Oklahoma Senator: State Employee Health Plan will Send $75M to New Jersey

October 20, 2011

Beginning Jan. 1, 2012, Oklahoma school teachers and state employees using HealthChoice for insurance benefits will be forced to fill their prescriptions through an out-of-state mail order pharmacy, according to state Sen. Patrick Anderson.

The bureaucratic decision will result in the loss of approximately $75 million from the Oklahoma economy to New Jersey, says Anderson, a Republican from Enid.

Anderson says the new prescription plan was not approved by the governor or the legislature – instead it is the result of an agreement reached in August between a pharmaceutical company and the Oklahoma State and Education Employees Group Insurance Board (OSEEGIB).

Lawmakers, teachers and state employees were given no notice of this proposed change or comparison of options — simply a pronouncement that the new plan would go into effect on Jan. 1, Anderson says.

Anderson says the plan would have a terrible economic impact on locally-owned pharmacies around the state.

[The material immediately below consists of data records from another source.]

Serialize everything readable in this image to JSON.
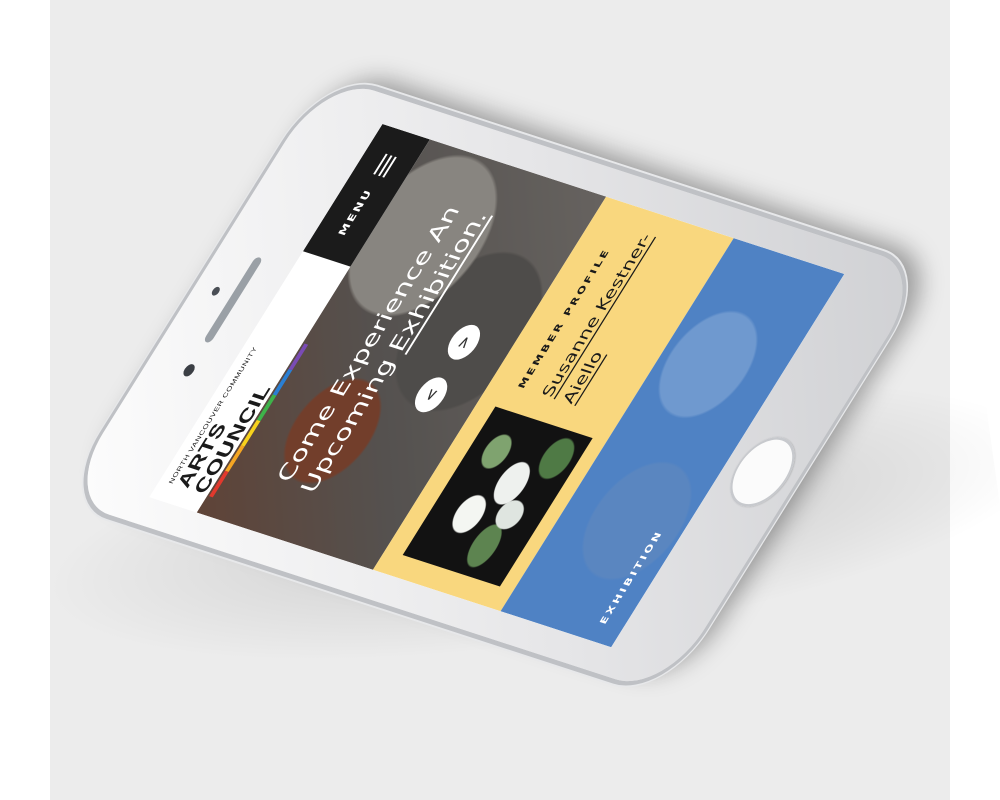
{
  "header": {
    "logo_small": "North Vancouver Community",
    "logo_main": "ARTS COUNCIL",
    "logo_colors": [
      "#e2392d",
      "#f5a623",
      "#f8d21c",
      "#3eb34a",
      "#2a7fd4",
      "#7a4bb5"
    ],
    "menu_label": "MENU"
  },
  "hero": {
    "title_line1": "Come Experience An",
    "title_line2": "Upcoming",
    "title_link": "Exhibition.",
    "prev_icon": "<",
    "next_icon": ">"
  },
  "profile": {
    "label": "MEMBER PROFILE",
    "name": "Susanne Kestner-Aiello",
    "bg_color": "#f9d77e"
  },
  "exhibition": {
    "label": "EXHIBITION",
    "bg_color": "#4f82c4"
  }
}
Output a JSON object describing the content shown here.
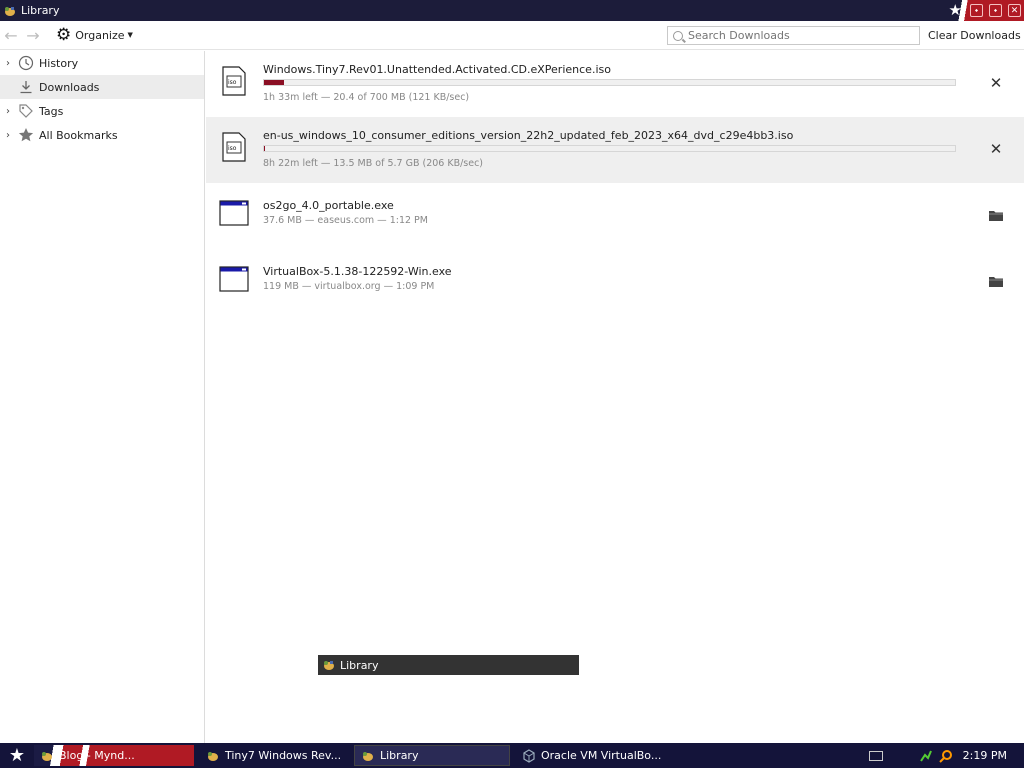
{
  "window": {
    "title": "Library"
  },
  "toolbar": {
    "organize_label": "Organize",
    "search_placeholder": "Search Downloads",
    "clear_label": "Clear Downloads"
  },
  "sidebar": {
    "items": [
      {
        "label": "History",
        "icon": "clock-icon",
        "expandable": true,
        "selected": false
      },
      {
        "label": "Downloads",
        "icon": "download-icon",
        "expandable": false,
        "selected": true
      },
      {
        "label": "Tags",
        "icon": "tag-icon",
        "expandable": true,
        "selected": false
      },
      {
        "label": "All Bookmarks",
        "icon": "star-icon",
        "expandable": true,
        "selected": false
      }
    ]
  },
  "downloads": [
    {
      "name": "Windows.Tiny7.Rev01.Unattended.Activated.CD.eXPerience.iso",
      "status": "1h 33m left — 20.4 of 700 MB (121 KB/sec)",
      "progress": 0.029,
      "in_progress": true,
      "action": "cancel-icon"
    },
    {
      "name": "en-us_windows_10_consumer_editions_version_22h2_updated_feb_2023_x64_dvd_c29e4bb3.iso",
      "status": "8h 22m left — 13.5 MB of 5.7 GB (206 KB/sec)",
      "progress": 0.002,
      "in_progress": true,
      "action": "cancel-icon"
    },
    {
      "name": "os2go_4.0_portable.exe",
      "status": "37.6 MB — easeus.com — 1:12 PM",
      "in_progress": false,
      "action": "folder-icon"
    },
    {
      "name": "VirtualBox-5.1.38-122592-Win.exe",
      "status": "119 MB — virtualbox.org — 1:09 PM",
      "in_progress": false,
      "action": "folder-icon"
    }
  ],
  "tooltip": {
    "label": "Library"
  },
  "taskbar": {
    "tasks": [
      {
        "label": "Blog - Mynd..."
      },
      {
        "label": "Tiny7 Windows Rev..."
      },
      {
        "label": "Library"
      },
      {
        "label": "Oracle VM VirtualBo..."
      }
    ],
    "clock": "2:19 PM"
  },
  "colors": {
    "progress_fill": "#8b0f24",
    "titlebar": "#1c1c3a",
    "taskbar": "#14143a"
  }
}
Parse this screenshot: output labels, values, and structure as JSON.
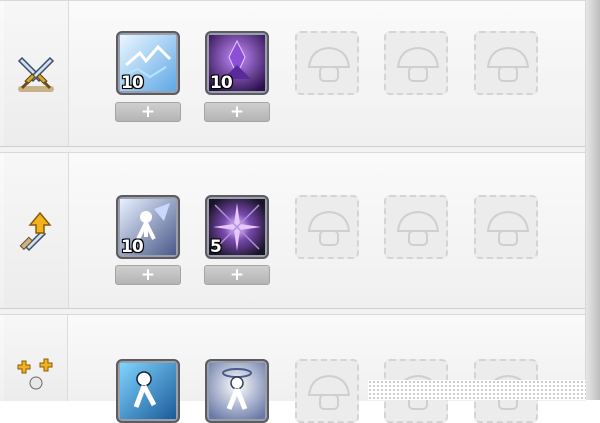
{
  "skill_panel": {
    "rows": [
      {
        "category_icon": "crossed-swords-icon",
        "slots": [
          {
            "type": "skill",
            "icon": "ice-shards-skill-icon",
            "level": "10"
          },
          {
            "type": "skill",
            "icon": "purple-crystal-skill-icon",
            "level": "10"
          },
          {
            "type": "empty"
          },
          {
            "type": "empty"
          },
          {
            "type": "empty"
          }
        ],
        "plus_label": "+"
      },
      {
        "category_icon": "sword-upgrade-icon",
        "slots": [
          {
            "type": "skill",
            "icon": "winged-warrior-skill-icon",
            "level": "10"
          },
          {
            "type": "skill",
            "icon": "dark-starburst-skill-icon",
            "level": "5"
          },
          {
            "type": "empty"
          },
          {
            "type": "empty"
          },
          {
            "type": "empty"
          }
        ],
        "plus_label": "+"
      },
      {
        "category_icon": "party-buff-icon",
        "slots": [
          {
            "type": "skill",
            "icon": "blue-figure-skill-icon",
            "level": ""
          },
          {
            "type": "skill",
            "icon": "halo-figure-skill-icon",
            "level": ""
          },
          {
            "type": "empty"
          },
          {
            "type": "empty"
          },
          {
            "type": "empty"
          }
        ]
      }
    ]
  }
}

“In many of the small communities that I represent the local school is the largest employer – and thus the largest customer base of the local pharmacy,” he said in a statement released by the Senate. “By telling these school teachers that they cannot use their local pharmacy, this plan eliminates the customer base of these local pharmacies and will force these pharmacies to lay off employees and possibly even close their doors. That, in turn, impacts the Oklahoma economy as a whole and it will be felt in more places than just local pharmacies. Removing $75 million from the Oklahoma economy will be felt in local restaurants, grocery stores and other retailers.”

Anderson explained OSEEGIB is a part of the Office of State Finance, an executive agency of the state of Oklahoma. He says that’s the reason he called on Gov. Mary Fallin to intervene and prevent the plan from going into effect.